Hati yang di penuhi dengan cinta pada Imam Ali a.s. dan Ahlulbait Nabi lainnya tidak akan menyisakan tempat untuk dosa di hati mereka. Bahkan ketika cinta itu bertambah dapat menghacurkan segenap dosa-dosa yang dilakukan di masa yang lalu dan menjadi penghalang dalam berbuat dosa. Karena halangan untuk berbuat dosa jauh lebih mudah dibandingkan dengan menghilangkan efek atau pengaruh dari dosa-dosa yang telah di lakukan.
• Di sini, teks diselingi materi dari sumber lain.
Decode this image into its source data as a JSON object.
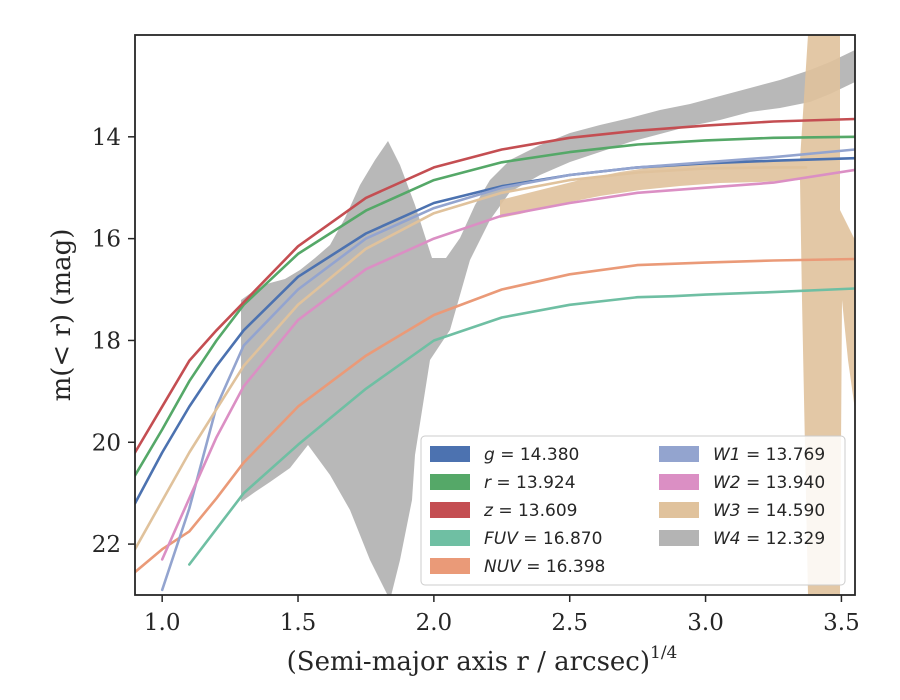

Seseorang yang hatinya di penuhi kecintaan kepada Ahlulbait a.s. akan menjadi kekasih Allah dan senantiasa dekat dengan keharibaan ilahi dan ketika menusia dekat dan menjadi kekasih Allah dia senantiasa dalam jangkauan lindungan dan qudrah ilahi. Artinya Allah mewujudkan penghalang antara seorang hamba dengan perbuatan dosa, dia akan melakukan perbuatan yang hanya di kehendaki oleh Allah SWT Allah mewujudkan kekuatan dan kemampuan dalam diri hamba tersebut dan menjadikannya berhasil dalam amal perbuatan yang dia lakukan. Inilah makna dari kalimat Laa hawla wa la quwata illa billah.

Dari sisi ini juga sebagian mengatakan bahwa kecintaan kepada Ahlulbait Nabi SAW adalah jalan terbaik untuk melakukan perjalanan ruhani. Dari sebuah riwayat yang di nukil oleh Allamah Majlisi dalam kitab Bihar Al-Anwar, jld. 70, hlm. 25, dikatakan bahwa Imam Shadiq a.s. bersabda bahwa cinta ketika sampai pada maqam tertingginya meskipun ia tidak melalui jalan para ulama, para hakim dan jalan para Siddiqin dan tidak melakukan cara yang mereka lakukan akan tetapi pada saat yang bersamaan seluruh hasil yang dicapai oleh ulama, hakim dan siddiqin juga dicapai oleh para pecinta.

Tentunya, cinta yang demikian dapat dikatakan cinta ketika begitu dahsyat bersemayam dalam Hati, dan bukan sekedar cinta yang dimiliki karena kesukaan kepada Ahlul bait semata. Cinta yang demikian memiliki peran yang sangat penting sebagaimana yang disebutkan dalam riwayat Imam Shadiq a.s., bahwa dengan memiliki cinta yang demikian tidak hanya memberikan hasil yang paling bagus dari perjalanan ruhani bahkan satu-satunya jalan yang sama sekali tidak memiliki bahaya sebagaimana dikatakan bahwa jalan para ulama, hakim dan Siddiqin tidaklah demikian.

Baca juga :   Hukum-hukum seputar Pornografi; bolehkah Melihat Gambar Porno non-Muslim?

Imam Shadiq a.s. bersabda, “Para hakim mendapatkan hikmah dengan jalan diam, ulama mendapatkan ilmu dengan mencarinya, dan Siddiqin mendapati apa yang mereka miliki dengan kejujuran, khusyuk dan ibadah yang lama. Maka barangsiapa melalui jalan ini, dia akan turun ataukah dia akan tiba di tempat yang tinggi, dan kebanyakan dari mereka jika tidak melaksanakan hak-hak Allah dan apa yang telah diperintahkan kepada mereka, maka mereka akan jatuh, dan mereka tidak mengenal Allah sebagaimana mestinya, dan dia tidak menyukai hakikat dari cinta. Maka janganlah engkau ditipu dengan salat, puasa, riwayah dan ilmu karena mereka adalah keledai yang liar.” (Bihar Al-Anwar, jld. 70, hlm. 25).